On est littéralement emporté par une odeur régressive de chocolat au lait au nez. Le côté dessert d’enfant est clairement mis en avant et c’est agréable. La bouche est douce. Innocente même. Et ce malgré un ABV de 12,4 qui passe vraiment crème. On est sur un océan de chocolat au lait qui rappelle à la fois le lait au cacao et les Smarties. Ce n’est pas amer, ce n’est pas liquoreux, juste un bonbon de douceur qui passe très facilement.
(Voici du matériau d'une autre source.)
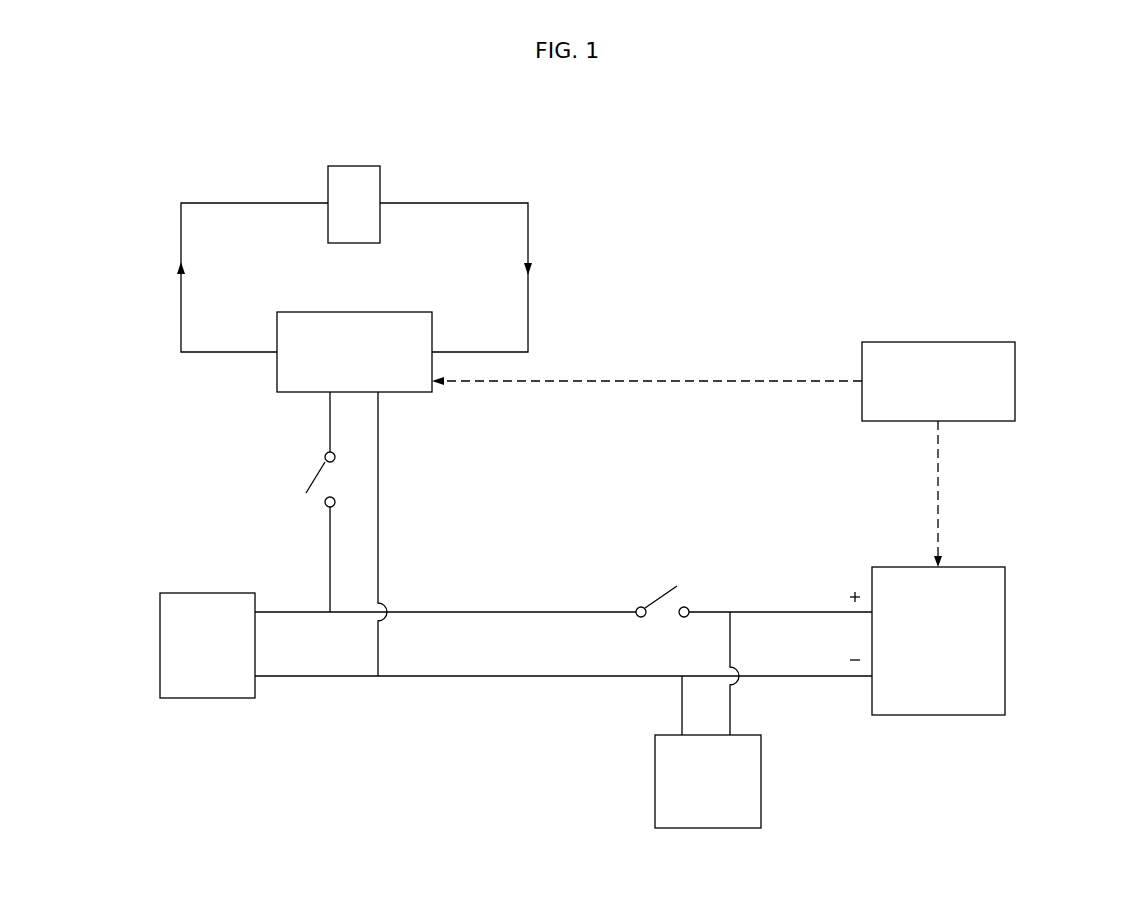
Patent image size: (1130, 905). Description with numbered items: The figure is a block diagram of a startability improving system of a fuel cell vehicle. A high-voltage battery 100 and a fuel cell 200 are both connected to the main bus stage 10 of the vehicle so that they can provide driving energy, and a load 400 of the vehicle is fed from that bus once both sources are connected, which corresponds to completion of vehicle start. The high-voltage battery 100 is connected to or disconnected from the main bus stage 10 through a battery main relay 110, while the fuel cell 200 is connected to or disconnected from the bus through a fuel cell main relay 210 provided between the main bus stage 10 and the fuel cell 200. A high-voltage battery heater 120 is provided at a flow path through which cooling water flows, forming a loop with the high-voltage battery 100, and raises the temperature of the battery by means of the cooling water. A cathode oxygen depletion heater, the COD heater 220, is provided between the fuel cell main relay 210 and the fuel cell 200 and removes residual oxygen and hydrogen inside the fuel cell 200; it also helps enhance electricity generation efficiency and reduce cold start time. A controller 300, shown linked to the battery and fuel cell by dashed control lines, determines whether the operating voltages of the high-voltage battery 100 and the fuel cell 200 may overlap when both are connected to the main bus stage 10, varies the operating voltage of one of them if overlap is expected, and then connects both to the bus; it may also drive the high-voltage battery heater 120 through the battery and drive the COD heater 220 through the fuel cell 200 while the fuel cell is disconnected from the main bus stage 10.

The main bus stage 10 is at (543, 612).
The high-voltage battery 100 is at (277, 383).
The battery main relay 110 is at (288, 477).
The high-voltage battery heater 120 is at (353, 166).
The fuel cell 200 is at (1005, 640).
The fuel cell main relay 210 is at (661, 571).
The cathode oxygen depletion (COD) heater 220 is at (761, 780).
The controller 300 is at (1015, 378).
The load 400 is at (207, 698).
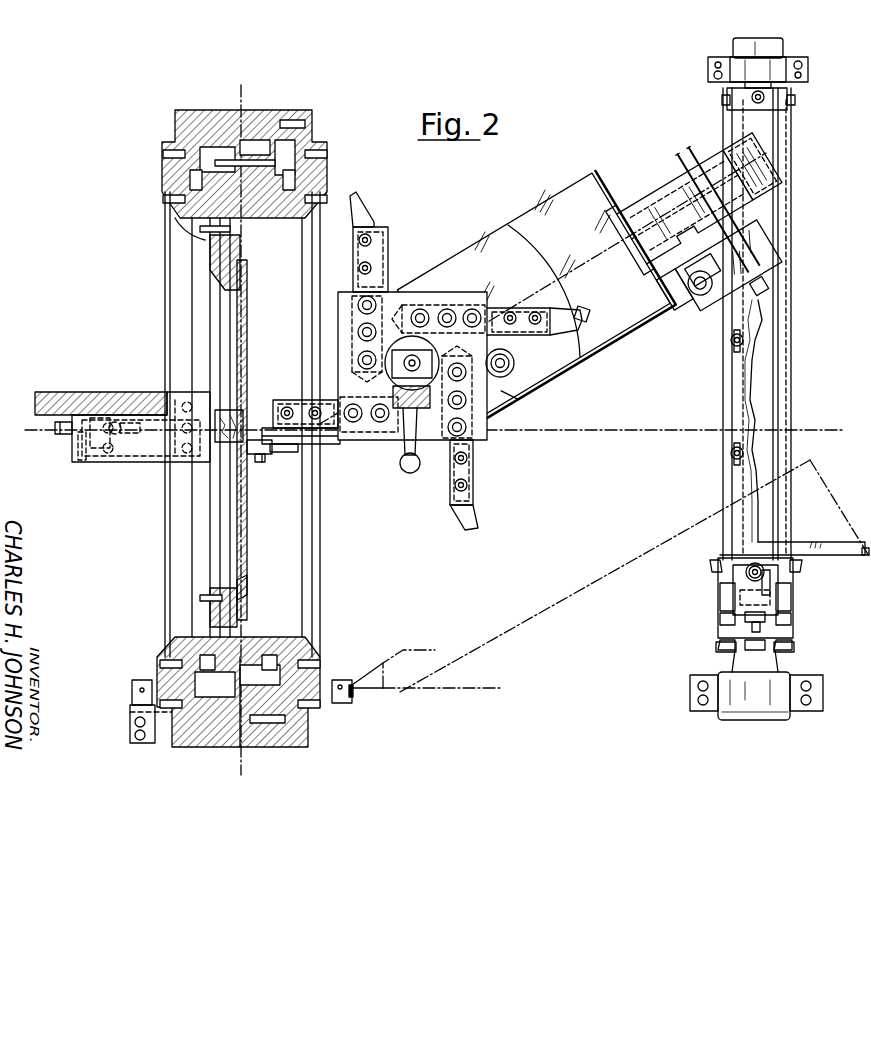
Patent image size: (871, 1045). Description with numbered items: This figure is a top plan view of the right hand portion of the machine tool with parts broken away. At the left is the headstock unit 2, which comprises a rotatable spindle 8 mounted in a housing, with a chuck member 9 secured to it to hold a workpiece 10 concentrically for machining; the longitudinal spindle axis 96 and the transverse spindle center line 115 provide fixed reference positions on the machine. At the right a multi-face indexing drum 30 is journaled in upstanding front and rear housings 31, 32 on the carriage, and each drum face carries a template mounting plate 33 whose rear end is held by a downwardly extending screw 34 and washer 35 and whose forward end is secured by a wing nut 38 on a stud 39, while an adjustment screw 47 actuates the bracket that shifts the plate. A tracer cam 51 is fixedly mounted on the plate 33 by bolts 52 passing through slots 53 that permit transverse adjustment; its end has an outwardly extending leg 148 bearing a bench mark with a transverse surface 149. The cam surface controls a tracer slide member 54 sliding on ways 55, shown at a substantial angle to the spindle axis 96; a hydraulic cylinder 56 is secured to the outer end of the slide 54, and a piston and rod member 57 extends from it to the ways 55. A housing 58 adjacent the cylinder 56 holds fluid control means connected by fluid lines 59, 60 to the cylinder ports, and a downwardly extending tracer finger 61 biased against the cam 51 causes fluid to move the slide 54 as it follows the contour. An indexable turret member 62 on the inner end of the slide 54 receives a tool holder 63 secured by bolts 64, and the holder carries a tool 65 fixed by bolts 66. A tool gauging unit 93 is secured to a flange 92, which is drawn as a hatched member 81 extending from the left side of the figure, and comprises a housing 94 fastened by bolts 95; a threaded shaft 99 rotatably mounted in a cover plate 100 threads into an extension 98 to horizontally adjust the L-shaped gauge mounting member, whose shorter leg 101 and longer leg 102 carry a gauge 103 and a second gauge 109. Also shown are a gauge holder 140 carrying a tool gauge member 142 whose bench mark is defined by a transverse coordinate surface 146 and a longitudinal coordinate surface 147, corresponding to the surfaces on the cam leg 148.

Imperial Passion Fruit & Coffee Sour – The Garden Brewery
(Sour – Double Fruited)
Ouverture sur fruits de la passion assez classique. Mais avec une légère touche de marc de café. La bouche est sur l’acidité, elle n’est pas écrasante mais on sent clairement le caractère suret de la bière. Le fruit de la passion est évident mais les touches de café ne sont pas en reste. L’équilibre est appréciable malgré des saveurs peu conciliables sur le papier.
Les classiques belges font de la résistance. Ainsi, dans les catégories qui sont dédiés aux styles traditionnellement belges, ce sont elles qui se taillent la part du lion. On retrouve ainsi les bijoux de Rochefort, sans aucun doute une des meilleures brasseries trappistes à l’heure actuelle. Mais aussi des bières qui, malgré le marketing plus important de ces dernières années, ont réussi à garder une identité, comme la Triple Karmeliet et la Duvel.
Old Ale
Wee Heavy
Wheat Wine
On retrouve ci-dessus des gammes de qualité. D’une part, la collection numérotée des écossais de Tempest qui ont réussi à sortir des produits exceptionnels, souvent mûris dans des fûts de chêne ayant contenu du whiskey. D’autre part, la gamme anniversaire de chez The Bruery, dont la complexité et les saveurs ne cessent d’aller crescendo au fur et à mesure des années. Toutes les deux raflent cette année des prix dans les catégories qui leur sont dédiées.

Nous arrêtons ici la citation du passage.